Books - Read and Enjoyed

The Coevolution

The Entwined Futures of Humans and Machines

MIT Press, 2020

Edward Ashford Lee

Edward Lee’s view on the emergence of a superintelligent AI and humanity’s fate is more relaxed than Barrat’s or Bostrom’s. He posits that human culture will evolve absorbing new technology such as AI and adapting to it. Likewise, the AIs that will develop and emerge, will adapt and integrate into a symbiosis with humans. He expects a strong mutual dependence:

Our relationship with machines may be becoming stronger, what biologists call an obligate symbiosis, where neither can live without the other.

(page 12)

Lee suggests to apply the metaphor of living beings to the digital gadgets, intelligent or otherwise, and proposes the term “eldebees” from LDB, short for Living Digital Beings. His intention is not a discussion of what life is and what qualifies as a life form, but to paint a picture of an ecosphere within which both humans and machines act, interact and evolve. This picture implies that humans do not have full control over which machines emerge and where evolution is heading. It is more an evolutionary process where many machines are developed, exist for a limited period, and die. Lee quotes Tay as one example:

On March 23, 2016, Microsoft released a chatbot called Tay, an AI designed to interact with users on social media such as Twitter using the vernacular of hip youngsters using the media. Tay was designed to learn on the fly, and unfortunately, she did that very well. Tay was quickly trained by (probably malicious) humans, through Twitter, to write vulgar and racist tweets. According to James Vincent, 27 in an emailed statement given to Business Insider, Microsoft said, “The AI chatbot Tay is a machine learning project, designed for human engagement. As it learns, some of its responses are inappropriate and indicative of the types of interactions some people are having with it. We’ re making some adjustments to Tay.” Microsoft euthanized Tay.

(page 188)

Only successful machines survive and success is measured in terms of utility to other beings in this joint ecosphere of humans and machines.

Not only machines are subject to the evolutionary pressure, humans are as well. But it is human culture that keeps evolving, not the genome, since the latter’s evolutionary cycle is much too long.

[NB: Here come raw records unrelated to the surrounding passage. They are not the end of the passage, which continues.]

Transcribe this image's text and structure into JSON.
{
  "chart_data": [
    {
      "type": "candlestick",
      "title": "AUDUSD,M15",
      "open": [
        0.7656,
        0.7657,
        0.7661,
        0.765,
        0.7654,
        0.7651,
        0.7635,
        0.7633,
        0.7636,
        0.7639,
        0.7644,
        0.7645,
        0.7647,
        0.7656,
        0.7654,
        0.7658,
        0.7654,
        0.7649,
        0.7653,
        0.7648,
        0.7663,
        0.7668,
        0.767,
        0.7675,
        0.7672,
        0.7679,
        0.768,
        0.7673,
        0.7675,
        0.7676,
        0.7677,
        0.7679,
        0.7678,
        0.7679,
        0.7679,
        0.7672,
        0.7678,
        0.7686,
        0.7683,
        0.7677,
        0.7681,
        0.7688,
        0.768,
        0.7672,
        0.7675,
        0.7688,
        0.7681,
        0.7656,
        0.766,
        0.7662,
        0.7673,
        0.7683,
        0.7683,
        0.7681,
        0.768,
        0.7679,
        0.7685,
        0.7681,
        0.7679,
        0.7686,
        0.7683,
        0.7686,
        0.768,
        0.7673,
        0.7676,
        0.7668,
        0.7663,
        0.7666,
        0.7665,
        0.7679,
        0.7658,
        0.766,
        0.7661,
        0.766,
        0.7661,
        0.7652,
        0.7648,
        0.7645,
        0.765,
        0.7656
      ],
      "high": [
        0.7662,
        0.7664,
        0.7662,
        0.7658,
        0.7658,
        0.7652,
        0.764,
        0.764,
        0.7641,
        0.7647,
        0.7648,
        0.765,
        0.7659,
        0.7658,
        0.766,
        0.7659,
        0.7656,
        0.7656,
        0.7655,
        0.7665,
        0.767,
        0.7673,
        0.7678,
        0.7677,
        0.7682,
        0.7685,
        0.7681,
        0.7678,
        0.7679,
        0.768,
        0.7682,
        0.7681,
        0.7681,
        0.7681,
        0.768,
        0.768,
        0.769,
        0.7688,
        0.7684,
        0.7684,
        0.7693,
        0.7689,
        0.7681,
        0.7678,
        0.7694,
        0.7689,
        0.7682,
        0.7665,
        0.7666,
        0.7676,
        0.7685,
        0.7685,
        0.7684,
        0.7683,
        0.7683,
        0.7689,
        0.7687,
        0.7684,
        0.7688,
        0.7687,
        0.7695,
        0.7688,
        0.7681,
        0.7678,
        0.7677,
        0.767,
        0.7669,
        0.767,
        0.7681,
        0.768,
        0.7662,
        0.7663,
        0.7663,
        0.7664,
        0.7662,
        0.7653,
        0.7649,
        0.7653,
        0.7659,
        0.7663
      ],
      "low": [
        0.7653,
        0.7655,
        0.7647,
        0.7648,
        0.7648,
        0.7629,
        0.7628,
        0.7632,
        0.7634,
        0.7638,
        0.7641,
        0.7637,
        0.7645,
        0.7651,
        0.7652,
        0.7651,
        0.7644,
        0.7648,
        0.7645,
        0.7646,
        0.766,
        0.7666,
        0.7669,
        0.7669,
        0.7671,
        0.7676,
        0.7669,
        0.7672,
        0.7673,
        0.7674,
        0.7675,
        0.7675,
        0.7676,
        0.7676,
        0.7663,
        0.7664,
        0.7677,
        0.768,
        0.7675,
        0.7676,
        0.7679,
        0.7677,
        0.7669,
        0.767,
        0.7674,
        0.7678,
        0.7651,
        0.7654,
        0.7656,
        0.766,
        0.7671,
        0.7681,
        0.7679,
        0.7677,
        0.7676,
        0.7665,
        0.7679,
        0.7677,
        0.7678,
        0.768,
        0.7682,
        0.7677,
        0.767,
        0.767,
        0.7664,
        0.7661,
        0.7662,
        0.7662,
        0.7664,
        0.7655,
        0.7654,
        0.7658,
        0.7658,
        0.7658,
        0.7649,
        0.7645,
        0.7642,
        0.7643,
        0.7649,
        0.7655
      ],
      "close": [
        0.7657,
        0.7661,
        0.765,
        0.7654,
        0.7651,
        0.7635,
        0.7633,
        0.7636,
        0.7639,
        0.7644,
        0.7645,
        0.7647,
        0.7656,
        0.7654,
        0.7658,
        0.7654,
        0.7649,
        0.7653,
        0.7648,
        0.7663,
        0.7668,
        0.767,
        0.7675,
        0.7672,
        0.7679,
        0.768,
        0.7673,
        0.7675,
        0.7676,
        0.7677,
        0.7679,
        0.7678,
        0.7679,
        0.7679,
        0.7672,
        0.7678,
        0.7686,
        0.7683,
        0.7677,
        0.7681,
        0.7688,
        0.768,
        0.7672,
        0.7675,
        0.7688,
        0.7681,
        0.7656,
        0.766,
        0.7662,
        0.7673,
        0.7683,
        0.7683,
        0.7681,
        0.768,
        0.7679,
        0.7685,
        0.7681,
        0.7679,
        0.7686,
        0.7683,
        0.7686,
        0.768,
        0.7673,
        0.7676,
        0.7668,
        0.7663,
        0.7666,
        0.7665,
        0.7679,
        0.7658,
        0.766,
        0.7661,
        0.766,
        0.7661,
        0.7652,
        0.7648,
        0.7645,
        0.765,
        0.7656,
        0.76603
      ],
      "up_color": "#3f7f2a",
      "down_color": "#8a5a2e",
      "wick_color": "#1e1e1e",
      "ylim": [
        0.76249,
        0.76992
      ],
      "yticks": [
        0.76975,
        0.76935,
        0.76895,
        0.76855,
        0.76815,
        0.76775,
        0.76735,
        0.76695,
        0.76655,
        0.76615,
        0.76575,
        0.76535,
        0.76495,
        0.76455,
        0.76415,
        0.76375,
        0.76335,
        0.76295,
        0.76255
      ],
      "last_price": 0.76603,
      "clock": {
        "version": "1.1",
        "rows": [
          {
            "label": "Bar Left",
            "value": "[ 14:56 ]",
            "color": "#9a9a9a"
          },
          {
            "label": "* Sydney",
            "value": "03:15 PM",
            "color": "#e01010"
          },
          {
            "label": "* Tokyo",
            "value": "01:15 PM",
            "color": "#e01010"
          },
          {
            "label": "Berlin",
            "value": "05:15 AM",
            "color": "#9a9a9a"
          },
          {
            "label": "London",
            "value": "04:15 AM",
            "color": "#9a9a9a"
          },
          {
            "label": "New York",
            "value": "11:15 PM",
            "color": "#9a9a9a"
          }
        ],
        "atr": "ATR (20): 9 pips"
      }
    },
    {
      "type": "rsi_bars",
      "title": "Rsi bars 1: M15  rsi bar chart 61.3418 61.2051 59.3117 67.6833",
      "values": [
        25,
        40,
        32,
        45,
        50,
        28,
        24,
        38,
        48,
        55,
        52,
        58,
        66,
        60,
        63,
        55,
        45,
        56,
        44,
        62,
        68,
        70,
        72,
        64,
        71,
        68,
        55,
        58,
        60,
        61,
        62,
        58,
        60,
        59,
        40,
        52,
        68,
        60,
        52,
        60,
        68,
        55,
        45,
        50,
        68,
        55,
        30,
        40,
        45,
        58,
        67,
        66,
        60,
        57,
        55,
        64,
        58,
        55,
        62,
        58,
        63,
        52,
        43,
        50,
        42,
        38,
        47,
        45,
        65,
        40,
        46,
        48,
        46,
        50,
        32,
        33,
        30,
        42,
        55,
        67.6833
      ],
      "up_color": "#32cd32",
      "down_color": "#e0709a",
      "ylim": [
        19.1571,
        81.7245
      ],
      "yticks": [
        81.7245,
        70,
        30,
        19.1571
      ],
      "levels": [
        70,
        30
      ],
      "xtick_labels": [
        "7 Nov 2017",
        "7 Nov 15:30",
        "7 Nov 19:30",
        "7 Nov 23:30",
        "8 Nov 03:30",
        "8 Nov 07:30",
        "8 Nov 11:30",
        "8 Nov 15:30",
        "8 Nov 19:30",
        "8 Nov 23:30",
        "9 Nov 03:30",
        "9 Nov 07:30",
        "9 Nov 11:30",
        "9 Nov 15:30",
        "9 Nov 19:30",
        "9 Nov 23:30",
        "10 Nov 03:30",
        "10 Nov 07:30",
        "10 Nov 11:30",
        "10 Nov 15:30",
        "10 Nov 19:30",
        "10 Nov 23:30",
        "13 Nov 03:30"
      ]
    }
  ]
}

In the book Lee explores some key properties that machines may or may not acquire, in particular consciousness, free will, accountability, human and non-human forms of intelligence. Similarly prominent are the modes of interaction like feedback loops between humans and machines and among machines, and explainability and causality of machine actions. In particular the chapters on free will, consciousness and accountability give an excellent overview of the state of discussion and it is specifically interesting to reconsider these age old questions in the light of emerging AI.

Edward Lee at the lonely launch party of his book amid the
    pandemic in April 2020.
Edward Lee at the lonely launch party of his book amid the pandemic in April 2020.

There is a skeptical undertone regarding what AI can achieve and how fast. And that really seems a crucial point which is not illuminated as much as it should. How fast will AI develop? And can cultural evolution keep pace with adapting to it and controlling it? While Barrat and Bostrom make the assumption that an intelligence explosion is likely or even inevitable, there is no such assumption or even discussion by Lee. The book gives the impression of a relatively slow evolutionary process the pace of which is defined by how fast human culture can evolve.